1. Yes. According to Article 42.12 §20, of the Code of Criminal Procedure, a Defendant may petition the Court for early termination after completing one third (1/3) of the probation period or two years, whichever is less. However, a judge is not required to review the request until the Defendant has completed one half (1/2) of the probationary period or two years whichever is less. And then an early termination is still discretionary and up to the Judge and is not mandatory at all.
2. To qualify for early termination, the Defendant must:
A. Must not be delinquent in payment of any probation fees;
B. Must have paid all restitution, fines and court costs;
C. Must have completed all court-ordered counseling or treatment, including AA’s, NA’s meetings;
D. Must have completed all court-ordered classes, or educational programs;
E. Must have satisfactorily fulfill all the conditions of probation;
F. Must have completed all community service hours; and
G. Must not have been convicted of a disqualifying crime.

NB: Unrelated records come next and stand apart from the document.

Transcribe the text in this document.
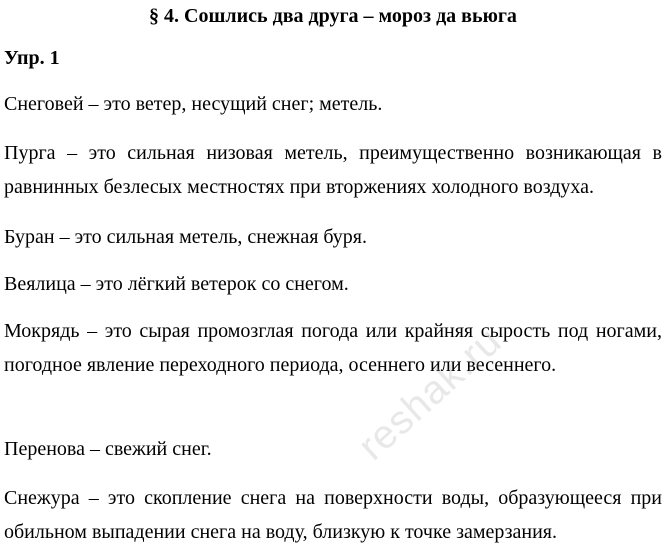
§ 4. Сошлись два друга – мороз да вьюга
Упр. 1
Снеговей – это ветер, несущий снег; метель.
Пурга – это сильная низовая метель, преимущественно возникающая в равнинных безлесых местностях при вторжениях холодного воздуха.
Буран – это сильная метель, снежная буря.
Веялица – это лёгкий ветерок со снегом.
Мокрядь – это сырая промозглая погода или крайняя сырость под ногами, погодное явление переходного периода, осеннего или весеннего.
Перенова – свежий снег.
Снежура – это скопление снега на поверхности воды, образующееся при обильном выпадении снега на воду, близкую к точке замерзания.
reshak.ru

When eligible, a person on probation should talk with their Community Service Supervising Officer to see if they approve or would not be opposed if the Defendant filed a Petition for Early Termination of Probation.
4. Disqualifying Crimes:
Probation may not be reduced or terminated for the following offenses:
1. DWI or other intoxication offenses under Sections 49.04-49.08 of the Texas Penal Code;
2. Murder, or Capital Murder;
3. Sexual Assault, or Aggravated Sexual Assault;
4. Aggravated Kidnapping;
5. Sexual Performance by a Child;
6. Aggravated Robbery;
7. Prohibited Sexual Conduct;
8. Possession or promotion of child pornography;
9. Manufacture or Delivery of a Controlled Substance Causing Death or Serious Bodily Injury;
10. Repeat offenses of Manufacturing, Delivery, or Possession of a Controlled Substance in a School Zone; and/or
11. Any felony with a deadly weapon affirmative finding.